Understanding of how the market works is never easy, even for professionals. Fundamental analysis will tell you which companies or funds are good ones, but it doesn’t tell you the time to buy. Nor does it tell you whether the market is safe to buy at the moment.
Always look at the market from the top down — the broader market first, then which sector is best, (onto) the individual investment. Do not be afraid to stay in cash or money market funds while the indexes are upside down.
Also, the pie chart is misleading, as is the re-balancing. This concept says take money away from markets that are performing and put it in losing sectors or other areas. There are many quotes that say, invest in what’s going up and watch your account. Stocks, ETFs or funds do not go up forever. They have cycles just like everything else.
If this sounds complicated it is.
What is important is to watch the short term, when it doesn’t go up. That’s when your account goes south and takes a long time to recover. This also saps your confidence in your plan. Sit down and make a list of all your dreams, then get an adviser to help to turn them into goals and a plan. You will be a winner.
Montgomery Taylor Wealth Management CEO
Many people are spending less during the pandemic, due to the lack of travel opportunities, so there is potential for saving. The question is, will you save it or spend it on something else? I think saving, during a pandemic, or otherwise, is a mindset which takes discipline. You just have to ask yourself, do you want to live for today or put something away for the rainy days and retirement ahead?
Also, when you get your Biden Bucks (stimulus money), if possible, you should stick that into your long-term investment account.

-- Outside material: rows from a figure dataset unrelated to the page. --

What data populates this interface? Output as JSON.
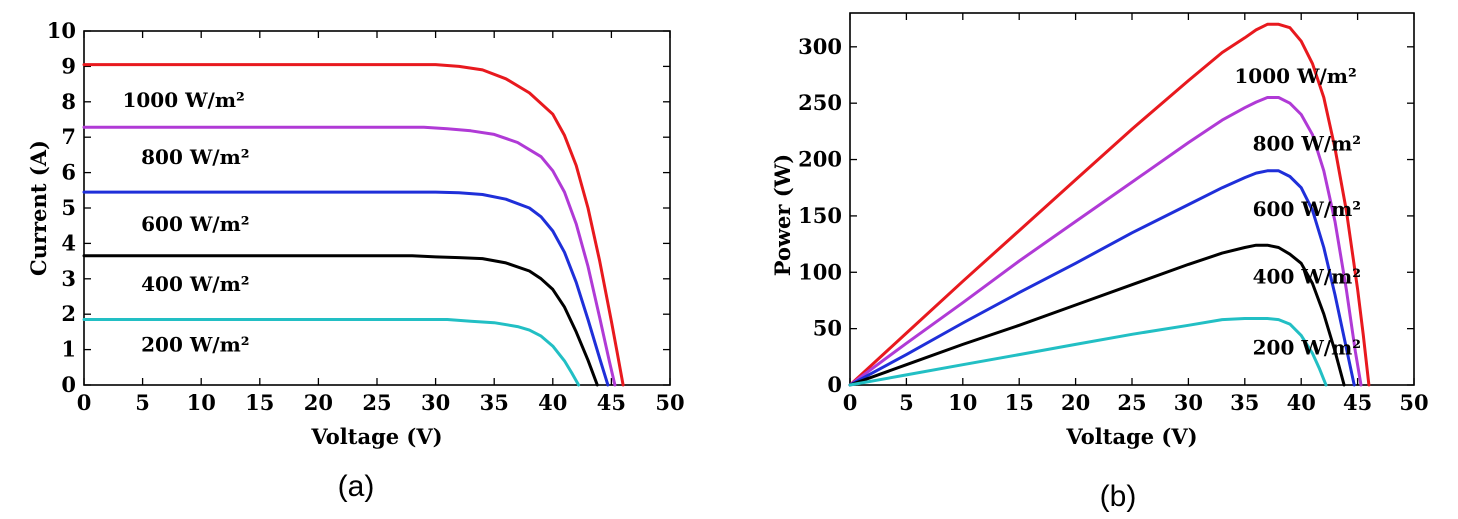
{
  "chart_data": [
    {
      "type": "line",
      "title": "",
      "xlabel": "Voltage (V)",
      "ylabel": "Current (A)",
      "xlim": [
        0,
        50
      ],
      "ylim": [
        0,
        10
      ],
      "xticks": [
        0,
        5,
        10,
        15,
        20,
        25,
        30,
        35,
        40,
        45,
        50
      ],
      "yticks": [
        0,
        1,
        2,
        3,
        4,
        5,
        6,
        7,
        8,
        9,
        10
      ],
      "panel_label": "(a)",
      "grid": false,
      "series": [
        {
          "name": "1000 W/m²",
          "color": "#e8191e",
          "x": [
            0,
            30,
            32,
            34,
            36,
            38,
            40,
            41,
            42,
            43,
            44,
            45,
            45.5,
            46
          ],
          "y": [
            9.05,
            9.05,
            9.0,
            8.9,
            8.65,
            8.25,
            7.65,
            7.05,
            6.2,
            5.0,
            3.5,
            1.8,
            0.9,
            0
          ]
        },
        {
          "name": "800 W/m²",
          "color": "#b03ad6",
          "x": [
            0,
            29,
            31,
            33,
            35,
            37,
            39,
            40,
            41,
            42,
            43,
            44,
            44.8,
            45.3
          ],
          "y": [
            7.28,
            7.28,
            7.24,
            7.18,
            7.08,
            6.85,
            6.45,
            6.05,
            5.45,
            4.55,
            3.35,
            1.9,
            0.7,
            0
          ]
        },
        {
          "name": "600 W/m²",
          "color": "#1f2fd9",
          "x": [
            0,
            30,
            32,
            34,
            36,
            38,
            39,
            40,
            41,
            42,
            43,
            44,
            44.7
          ],
          "y": [
            5.45,
            5.45,
            5.43,
            5.38,
            5.25,
            5.0,
            4.75,
            4.35,
            3.75,
            2.9,
            1.85,
            0.75,
            0
          ]
        },
        {
          "name": "400 W/m²",
          "color": "#000000",
          "x": [
            0,
            28,
            30,
            32,
            34,
            36,
            38,
            39,
            40,
            41,
            42,
            43,
            43.8
          ],
          "y": [
            3.65,
            3.65,
            3.62,
            3.6,
            3.57,
            3.45,
            3.22,
            3.0,
            2.7,
            2.2,
            1.5,
            0.7,
            0
          ]
        },
        {
          "name": "200 W/m²",
          "color": "#22bfc4",
          "x": [
            0,
            31,
            33,
            35,
            37,
            38,
            39,
            40,
            41,
            41.6,
            42.2
          ],
          "y": [
            1.85,
            1.85,
            1.8,
            1.76,
            1.65,
            1.55,
            1.38,
            1.1,
            0.68,
            0.35,
            0
          ]
        }
      ],
      "annotations": [
        {
          "text": "1000 W/m²",
          "x": 8.5,
          "y": 7.85
        },
        {
          "text": "800 W/m²",
          "x": 9.5,
          "y": 6.25
        },
        {
          "text": "600 W/m²",
          "x": 9.5,
          "y": 4.35
        },
        {
          "text": "400 W/m²",
          "x": 9.5,
          "y": 2.65
        },
        {
          "text": "200 W/m²",
          "x": 9.5,
          "y": 0.95
        }
      ]
    },
    {
      "type": "line",
      "title": "",
      "xlabel": "Voltage (V)",
      "ylabel": "Power (W)",
      "xlim": [
        0,
        50
      ],
      "ylim": [
        0,
        330
      ],
      "xticks": [
        0,
        5,
        10,
        15,
        20,
        25,
        30,
        35,
        40,
        45,
        50
      ],
      "yticks": [
        0,
        50,
        100,
        150,
        200,
        250,
        300
      ],
      "panel_label": "(b)",
      "grid": false,
      "series": [
        {
          "name": "1000 W/m²",
          "color": "#e8191e",
          "x": [
            0,
            5,
            10,
            15,
            20,
            25,
            30,
            33,
            35,
            36,
            37,
            38,
            39,
            40,
            41,
            42,
            43,
            44,
            45,
            45.5,
            46
          ],
          "y": [
            0,
            46,
            92,
            137,
            182,
            227,
            270,
            295,
            308,
            315,
            320,
            320,
            317,
            305,
            285,
            255,
            210,
            155,
            85,
            45,
            0
          ]
        },
        {
          "name": "800 W/m²",
          "color": "#b03ad6",
          "x": [
            0,
            5,
            10,
            15,
            20,
            25,
            30,
            33,
            35,
            36,
            37,
            38,
            39,
            40,
            41,
            42,
            43,
            44,
            44.8,
            45.3
          ],
          "y": [
            0,
            37,
            73,
            110,
            145,
            180,
            215,
            235,
            246,
            251,
            255,
            255,
            250,
            240,
            222,
            190,
            145,
            85,
            30,
            0
          ]
        },
        {
          "name": "600 W/m²",
          "color": "#1f2fd9",
          "x": [
            0,
            5,
            10,
            15,
            20,
            25,
            30,
            33,
            35,
            36,
            37,
            38,
            39,
            40,
            41,
            42,
            43,
            44,
            44.7
          ],
          "y": [
            0,
            27,
            55,
            82,
            108,
            135,
            160,
            175,
            184,
            188,
            190,
            190,
            185,
            175,
            155,
            122,
            80,
            33,
            0
          ]
        },
        {
          "name": "400 W/m²",
          "color": "#000000",
          "x": [
            0,
            5,
            10,
            15,
            20,
            25,
            30,
            33,
            35,
            36,
            37,
            38,
            39,
            40,
            41,
            42,
            43,
            43.8
          ],
          "y": [
            0,
            18,
            36,
            53,
            71,
            89,
            107,
            117,
            122,
            124,
            124,
            122,
            116,
            108,
            90,
            63,
            30,
            0
          ]
        },
        {
          "name": "200 W/m²",
          "color": "#22bfc4",
          "x": [
            0,
            5,
            10,
            15,
            20,
            25,
            30,
            33,
            35,
            37,
            38,
            39,
            40,
            41,
            41.6,
            42.2
          ],
          "y": [
            0,
            9,
            18,
            27,
            36,
            45,
            53,
            58,
            59,
            59,
            58,
            54,
            44,
            28,
            15,
            0
          ]
        }
      ],
      "annotations": [
        {
          "text": "1000 W/m²",
          "x": 39.5,
          "y": 268
        },
        {
          "text": "800 W/m²",
          "x": 40.5,
          "y": 208
        },
        {
          "text": "600 W/m²",
          "x": 40.5,
          "y": 150
        },
        {
          "text": "400 W/m²",
          "x": 40.5,
          "y": 90
        },
        {
          "text": "200 W/m²",
          "x": 40.5,
          "y": 27
        }
      ]
    }
  ]
}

It is like “found” money, so invest it for your future.
To accumulate wealth, you must develop a habit of saving and living on less than you are making. This may not seem easy sometimes, and sometimes it is easier than others. The key is to start with something. Even if you feel you can only put $50 per month into an investment account, you really must do it. You will be surprised how it grows. You’ll be on your way to a brighter future.